The stream was against us, but the wind was in our favour, and we sprang along at a wonderful rate, and I saw that our only chance of escape was in speedily passing the farther bank of the Tagus, where the bight or bay at the extremity of which stands Aldea Gallega commences, for we should not then have to battle with the waves of the stream, which the adverse wind lashed into fury. It was the will of the Almighty to permit us speedily to gain this shelter, but not before the boat was nearly filled with water, and we were all wet to the skin. At about seven o’clock in the evening we reached Aldea Gallega, shivering with cold and in a most deplorable plight.
* * * * *
I know of few things in this life more delicious than a ride in the spring or summer season in the neighbourhood of Seville. My favourite one was in the direction of Xeres, over the wide Dehesa, as it is called, which extends from Seville to the gates of the former town, a distance of nearly fifty miles, with scarcely a town or village intervening. The ground is irregular and broken, and is for the most part covered with that species of brushwood called carrasco, amongst which winds a bridle-path, by no means well defined, chiefly trodden by the arrieros, with their long trains of mules and borricos.

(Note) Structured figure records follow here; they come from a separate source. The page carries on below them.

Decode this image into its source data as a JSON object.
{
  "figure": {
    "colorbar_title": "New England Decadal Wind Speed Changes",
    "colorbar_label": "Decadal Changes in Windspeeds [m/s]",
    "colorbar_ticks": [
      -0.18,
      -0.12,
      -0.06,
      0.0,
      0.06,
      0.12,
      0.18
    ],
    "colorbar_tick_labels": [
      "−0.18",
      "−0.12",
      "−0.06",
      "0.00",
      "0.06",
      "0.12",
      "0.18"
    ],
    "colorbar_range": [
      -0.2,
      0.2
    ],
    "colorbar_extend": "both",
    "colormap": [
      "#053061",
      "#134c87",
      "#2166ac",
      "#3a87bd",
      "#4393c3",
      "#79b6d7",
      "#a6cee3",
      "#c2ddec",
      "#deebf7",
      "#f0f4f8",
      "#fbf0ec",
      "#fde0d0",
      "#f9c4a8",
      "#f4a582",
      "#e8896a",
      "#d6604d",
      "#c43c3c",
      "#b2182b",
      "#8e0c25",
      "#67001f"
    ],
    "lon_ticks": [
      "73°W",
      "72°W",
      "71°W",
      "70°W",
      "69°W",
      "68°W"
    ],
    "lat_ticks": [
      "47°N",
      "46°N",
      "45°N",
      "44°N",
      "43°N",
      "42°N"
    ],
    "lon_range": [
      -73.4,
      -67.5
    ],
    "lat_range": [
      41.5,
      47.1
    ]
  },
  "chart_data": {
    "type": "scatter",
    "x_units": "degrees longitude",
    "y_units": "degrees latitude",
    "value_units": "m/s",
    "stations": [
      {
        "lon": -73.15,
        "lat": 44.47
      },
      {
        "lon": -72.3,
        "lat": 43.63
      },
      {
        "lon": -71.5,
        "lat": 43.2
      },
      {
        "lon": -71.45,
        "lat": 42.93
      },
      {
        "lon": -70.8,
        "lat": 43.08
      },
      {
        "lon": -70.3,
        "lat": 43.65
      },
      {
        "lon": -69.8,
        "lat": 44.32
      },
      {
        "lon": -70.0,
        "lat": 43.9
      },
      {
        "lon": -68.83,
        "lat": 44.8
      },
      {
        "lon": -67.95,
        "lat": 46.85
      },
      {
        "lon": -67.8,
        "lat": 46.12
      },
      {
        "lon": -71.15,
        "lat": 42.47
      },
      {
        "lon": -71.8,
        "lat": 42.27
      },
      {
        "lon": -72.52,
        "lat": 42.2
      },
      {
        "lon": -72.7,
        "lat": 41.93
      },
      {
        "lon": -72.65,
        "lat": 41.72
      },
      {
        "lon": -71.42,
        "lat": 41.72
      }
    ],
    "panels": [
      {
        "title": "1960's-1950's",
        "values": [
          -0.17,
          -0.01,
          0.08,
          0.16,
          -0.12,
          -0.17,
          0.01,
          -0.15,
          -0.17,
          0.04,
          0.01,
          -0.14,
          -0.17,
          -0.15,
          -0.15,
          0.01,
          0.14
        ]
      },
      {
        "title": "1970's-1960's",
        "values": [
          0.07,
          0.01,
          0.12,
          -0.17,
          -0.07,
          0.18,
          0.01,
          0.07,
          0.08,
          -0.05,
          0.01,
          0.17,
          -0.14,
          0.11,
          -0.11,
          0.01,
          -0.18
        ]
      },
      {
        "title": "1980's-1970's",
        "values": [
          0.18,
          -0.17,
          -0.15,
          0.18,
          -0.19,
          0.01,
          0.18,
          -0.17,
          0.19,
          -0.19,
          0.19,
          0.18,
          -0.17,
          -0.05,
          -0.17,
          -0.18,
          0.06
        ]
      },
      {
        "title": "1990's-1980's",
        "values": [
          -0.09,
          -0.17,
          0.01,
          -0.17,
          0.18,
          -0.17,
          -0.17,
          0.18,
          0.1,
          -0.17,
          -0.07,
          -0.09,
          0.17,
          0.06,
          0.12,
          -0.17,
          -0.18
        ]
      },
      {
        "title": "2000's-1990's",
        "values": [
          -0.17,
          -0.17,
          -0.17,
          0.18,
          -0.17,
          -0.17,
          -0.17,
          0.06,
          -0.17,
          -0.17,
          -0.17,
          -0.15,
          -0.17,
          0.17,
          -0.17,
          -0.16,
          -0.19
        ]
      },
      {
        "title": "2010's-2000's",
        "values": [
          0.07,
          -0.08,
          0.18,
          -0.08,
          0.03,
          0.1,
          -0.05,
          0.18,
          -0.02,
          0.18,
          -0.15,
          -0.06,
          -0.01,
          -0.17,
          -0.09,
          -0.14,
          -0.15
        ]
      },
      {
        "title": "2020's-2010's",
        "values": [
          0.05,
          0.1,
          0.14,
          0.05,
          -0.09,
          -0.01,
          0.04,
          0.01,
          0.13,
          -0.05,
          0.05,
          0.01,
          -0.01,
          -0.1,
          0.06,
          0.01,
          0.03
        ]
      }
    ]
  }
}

It is here that the balmy air of beautiful Andalusia is to be inhaled in full perfection. Aromatic herbs and flowers are growing in abundance, diffusing their perfume around. Here dark and gloomy cares are dispelled as if by magic from the bosom, as the eyes wander over the prospect, lighted by unequalled sunshine, in which gaily painted butterflies wanton, and green and golden salamanquesas lie extended, enjoying the luxurious warmth, and occasionally startling the traveller, by springing up and making off with portentous speed to the nearest coverts, whence they stare upon him with their sharp and lustrous eyes. I repeat, that it is impossible to continue melancholy in regions like these, and the ancient Greeks and Romans were right in making them the site of their Elysian fields. Most beautiful they are, even in their present desolation, for the hand of man has not cultivated them since the fatal era of the expulsion of the Moors, which drained Andalusia of at least two-thirds of its population.
Every evening it was my custom to ride along the Dehesa, until the topmost towers of Seville were no longer in sight. I then turned about, and pressing my knees against the sides of Sidi Habismilk, my Arabian, the fleet creature, to whom spur or lash had never been applied, would set off in the direction of the town with the speed of a whirlwind, seeming in his headlong course to devour the ground of the waste, until he had left it behind, then dashing through the elm-covered road of the Delicias, his thundering hoofs were soon heard beneath the vaulted archway of the Puerta de Xeres and in another moment he would stand stone-still before the door of my solitary house in the little silent square of the Pila Seca.